A global policy advisor is due to address the Eastern Caribbean Collective Orgnisation for Music Rights (ECCO) 12th Annual General Meeting (AGM), scheduled for February 18. This distinguished young professional has gained vast knowledge in the areas of international law, intellectual property rights and other related fields.
Kimani F. Goddard is an experienced, Senior Intellectual Property Law and Policy Advisor. She has been a Senior Consulting IP Advisor for more than ten years, with the World Intellectual Property Organization (WIPO), specialising in copyright law, collective management of copyright, digital copyright law and TRIPS flexibilities.
Among Ms. Goddard’s key policy projects is the WIPO Guidelines on Assessing the Economic, Social and Cultural Impact of Copyright Law in the Creative Industries (Economy). She is also a certified member of the WIPO Academy Experts group.
Additionally, she held the Senior Policy Advisor role, with the International Confederation of Societies of Authors and Composers (CISAC), contributing to European Union copyright reform efforts in the JURI Committee. Her career has also taken her to Saudi Arabia, where she was an Intellectual Property and International Law Lecturer at Prince Mohammed bin Fahd University, as well as advising Saudi law firms on copyright issues.
Ms. Goddard is a Non-Resident Fellow of the World Trade Institute in Bern Switzerland, specialising in intellectual property, international investment law and digital trade issues. She holds a Master of Laws in International Law [Specialised in International Economic Law], from the Graduate Institute of International and Development Studies in Geneva Switzerland, as well as a Master of Research (quantitative) International Relations (International Trade Policy) from Keele University in the United Kingdom.

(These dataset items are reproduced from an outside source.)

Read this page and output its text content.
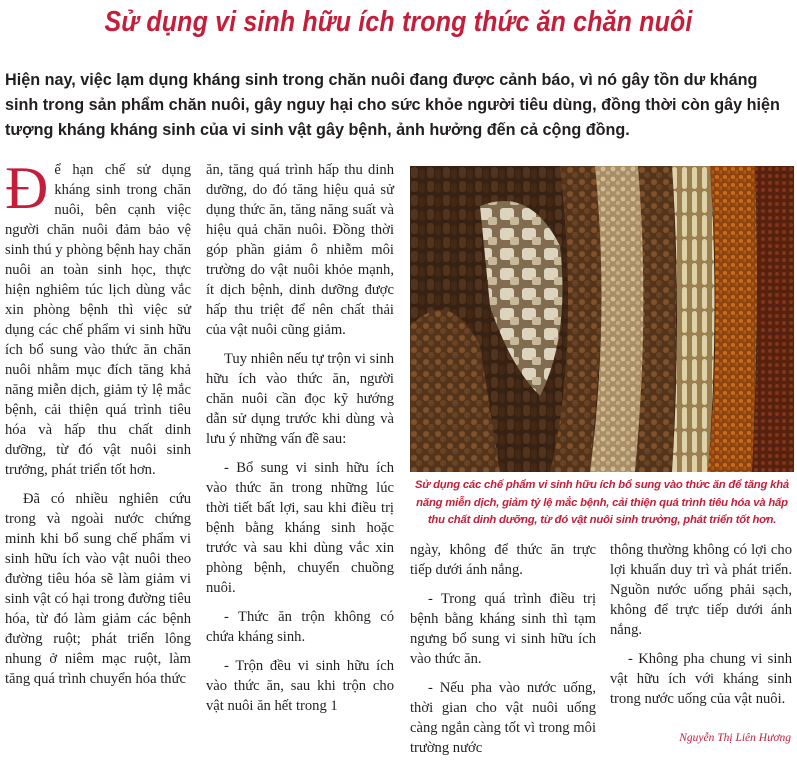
Sử dụng vi sinh hữu ích trong thức ăn chăn nuôi

Hiện nay, việc lạm dụng kháng sinh trong chăn nuôi đang được cảnh báo, vì nó gây tồn dư kháng sinh trong sản phẩm chăn nuôi, gây nguy hại cho sức khỏe người tiêu dùng, đồng thời còn gây hiện tượng kháng kháng sinh của vi sinh vật gây bệnh, ảnh hưởng đến cả cộng đồng.

Để hạn chế sử dụng kháng sinh trong chăn nuôi, bên cạnh việc người chăn nuôi đảm bảo vệ sinh thú y phòng bệnh hay chăn nuôi an toàn sinh học, thực hiện nghiêm túc lịch dùng vắc xin phòng bệnh thì việc sử dụng các chế phẩm vi sinh hữu ích bổ sung vào thức ăn chăn nuôi nhằm mục đích tăng khả năng miễn dịch, giảm tỷ lệ mắc bệnh, cải thiện quá trình tiêu hóa và hấp thu chất dinh dưỡng, từ đó vật nuôi sinh trưởng, phát triển tốt hơn.

Đã có nhiều nghiên cứu trong và ngoài nước chứng minh khi bổ sung chế phẩm vi sinh hữu ích vào vật nuôi theo đường tiêu hóa sẽ làm giảm vi sinh vật có hại trong đường tiêu hóa, từ đó làm giảm các bệnh đường ruột; phát triển lông nhung ở niêm mạc ruột, làm tăng quá trình chuyển hóa thức

ăn, tăng quá trình hấp thu dinh dưỡng, do đó tăng hiệu quả sử dụng thức ăn, tăng năng suất và hiệu quả chăn nuôi. Đồng thời góp phần giảm ô nhiễm môi trường do vật nuôi khỏe mạnh, ít dịch bệnh, dinh dưỡng được hấp thu triệt để nên chất thải của vật nuôi cũng giảm.

Tuy nhiên nếu tự trộn vi sinh hữu ích vào thức ăn, người chăn nuôi cần đọc kỹ hướng dẫn sử dụng trước khi dùng và lưu ý những vấn đề sau:

- Bổ sung vi sinh hữu ích vào thức ăn trong những lúc thời tiết bất lợi, sau khi điều trị bệnh bằng kháng sinh hoặc trước và sau khi dùng vắc xin phòng bệnh, chuyển chuồng nuôi.

- Thức ăn trộn không có chứa kháng sinh.

- Trộn đều vi sinh hữu ích vào thức ăn, sau khi trộn cho vật nuôi ăn hết trong 1

Sử dụng các chế phẩm vi sinh hữu ích bổ sung vào thức ăn để tăng khả năng miễn dịch, giảm tỷ lệ mắc bệnh, cải thiện quá trình tiêu hóa và hấp thu chất dinh dưỡng, từ đó vật nuôi sinh trưởng, phát triển tốt hơn.

ngày, không để thức ăn trực tiếp dưới ánh nắng.

- Trong quá trình điều trị bệnh bằng kháng sinh thì tạm ngưng bổ sung vi sinh hữu ích vào thức ăn.

- Nếu pha vào nước uống, thời gian cho vật nuôi uống càng ngắn càng tốt vì trong môi trường nước

thông thường không có lợi cho lợi khuẩn duy trì và phát triển. Nguồn nước uống phải sạch, không để trực tiếp dưới ánh nắng.

- Không pha chung vi sinh vật hữu ích với kháng sinh trong nước uống của vật nuôi.

Nguyễn Thị Liên Hương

Kimani is currently a PhD Fellow and Researcher at the Maastricht University Faculty of Law, where her work focuses on networks of explicit and implicit intellectual property clauses within international investment agreements, and their importance for global trade and investment.
Ms. Goddard is also a member of the Maastricht University Law & Technology Lab, working on AI & Intellectual Property Rights, in addition to mapping biological patent data. She is interested in the evolution of intangible property norms as a driver of global trade flows and digital trade, as well as the future of intangible property rights in personal and biological data.